Но уж если это могучее средство оказалось бессильным… Моя наука могла заменить кровь, всю до последней капли, могла дать другое сердце, другие глаза, но средства заменить психику я не знал. Неужели, ну неужели эта сильная, смышлёная, своенравная малышка и прежде была лишь оболочкой человека, маской, сквозь глазницы которой на меня смотрела не личность, а родовая душа? Душа, которую вот сейчас племя вынуло с той же лёгкостью, с какой мы вынимаем платок из кармана? Неужели все так просто и в этом вся тайна психики, кажущаяся нам безмерной, как звёздное небо над головой.
Нет, подумал я с мрачной решимостью, ещё не все средства испробованы. Но первоочередное сейчас не это…
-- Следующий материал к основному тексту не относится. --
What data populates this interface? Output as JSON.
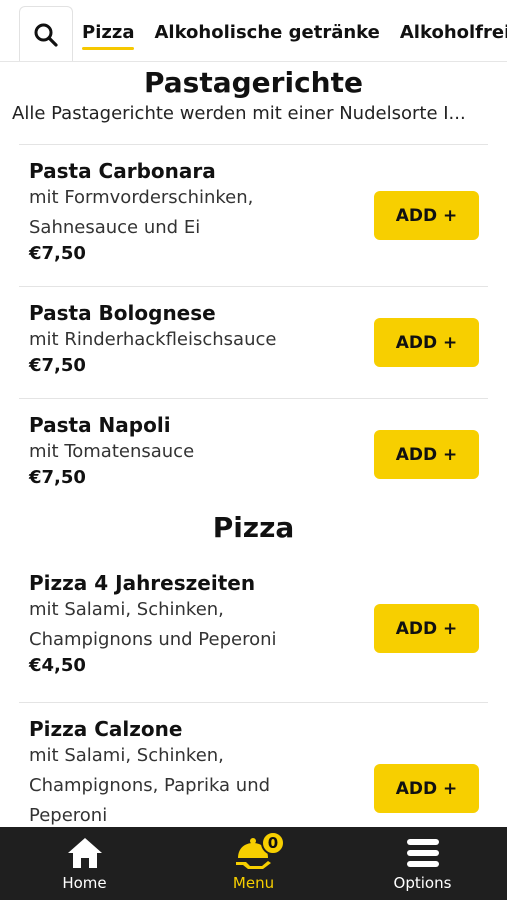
{
  "header": {
    "search_icon": "search-icon",
    "tabs": [
      "Pizza",
      "Alkoholische getränke",
      "Alkoholfreie"
    ],
    "active_tab": "Pizza"
  },
  "sections": [
    {
      "title": "Pastagerichte",
      "description": "Alle Pastagerichte werden mit einer Nudelsorte I...",
      "items": [
        {
          "name": "Pasta Carbonara",
          "description": "mit Formvorderschinken, Sahnesauce und Ei",
          "price": "€7,50",
          "button": "ADD +"
        },
        {
          "name": "Pasta Bolognese",
          "description": "mit Rinderhackfleischsauce",
          "price": "€7,50",
          "button": "ADD +"
        },
        {
          "name": "Pasta Napoli",
          "description": "mit Tomatensauce",
          "price": "€7,50",
          "button": "ADD +"
        }
      ]
    },
    {
      "title": "Pizza",
      "items": [
        {
          "name": "Pizza 4 Jahreszeiten",
          "description": "mit Salami, Schinken, Champignons und Peperoni",
          "price": "€4,50",
          "button": "ADD +"
        },
        {
          "name": "Pizza Calzone",
          "description": "mit Salami, Schinken, Champignons, Paprika und Peperoni",
          "price": "",
          "button": "ADD +"
        }
      ]
    }
  ],
  "bottom_nav": {
    "items": [
      {
        "label": "Home",
        "icon": "home-icon"
      },
      {
        "label": "Menu",
        "icon": "cloche-icon",
        "badge": "0"
      },
      {
        "label": "Options",
        "icon": "menu-bars-icon"
      }
    ]
  },
  "colors": {
    "accent": "#f7cf00",
    "nav_bg": "#1f1f1f"
  }
}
— Ты меня слышишь, слышишь?
— Да.
— Ты видела Снежку?
— Нет.
— Узнала о ней что-нибудь?
— Да.
— Она жива?
— Нет.
— Её убили?
— Нет.
— Сама умерла?
— Нет.
— Так где же она? Что с ней?!
— Её принесли в жертву.
Я закрыл глаза. Рука сама собой дёрнулась к разряднику. Спокойно, осадил я себя, спокойно. Здесь нет извергов и убийц, здесь, на этой земле, есть только прошлое твоего рода.
— Где, когда и кому она принесена в жертву?
— Дракону.
— Какому дракону?!
— Тому, в горах.
— За что?!
— Так велел род.
— Эя, ты можешь объяснить? Что плохого сделала Снежка? Почему её принесли в жертву? При чем тут дракон?
— Дракон летал и жёг. Дракона надо было умилостивить.
Я вытер охолодевший рот.
— Когда это случилось?
— Вчера.
— Дракон… как он выглядит?
— Он ярче солнца и страшней пожара.
— Дракон принял жертву?
— Да.
— Откуда ты знаешь?
— Он успокоился.
— К нему можно подойти?
— Нет.
— Как же тогда… как же ему доставили жертву?
— Положили перед ним на скалу.
— Живую?
— Да.
— Хватит! Летим к дракону.
Эя промолчала, ей было все равно. Она и отвечала как говорящий автомат. Так же безропотно она дала себя усадить в машину.
Мне тоже было уже все равно.
Мы взлетели.
ГЛАВА ДЕВЯТАЯ
Видел ли я что-нибудь, когда машина проносилась над гребнями скал и чёрной щетиной леса? Все было чужим и мрачным. Небо, лишённое привычных огней внеземных поселений, сам наш полет над сумрачной в лунном свете землёй; дракон, к которому мы мчались и который издали давал о себе знать багрово пульсирующим сиянием; мы сами, два безмолвных робота, которым уже все было безразлично.
Багровое свечение разгоралось. Его источник был скрыт за гребнем котловины, чьи угрюмые в складках теней утёсы, приближаясь, все отчётливей выступали из мрака. Я был в том состоянии, когда мне ничего не стоило с ходу ринуться на любое, хоть из прошлого, хоть из будущего, чудовище, но испечься в лаве, которая, очевидно, и полыхала за гребнем, — до этого я ещё не дошёл. Прожекторами осветив склон, я осторожно замедлил ход и, приглядевшись, выбрал среди скал удобную для посадки площадку. Эя на все смотрела так же безучастно, как раньше, в её тёмных неподвижных глазах глохли красноватые мятущиеся из-за скал отблески. Она была не здесь, не со мной, если вообще была. Я вышел один и, не поднимая головы, медленно, как приговорённый, взошёл на гребень.
Как описать то, что открылось за ним?
Я ждал, что внизу, у моих ног, окажется спокойно пламенеющая лава, которую воображение соплеменников Эй наделило жизнью грозного в миг извержения, все испепеляющего существа. В лицо точно дохнул жар и свет, но до его источника было далеко. Вдоль всей продолговатой котловины, окаймляя её, мрачным блеском пылали скалы, так что небо над этим зубчатым венцом казалось непроницаемо чёрным, предельным для самого света. Главный свет исходил не от лавового озерца, которое тоже было, и не от его добела раскалённых краёв, а от того, что, касаясь береговых камней, висело над маревом расплава.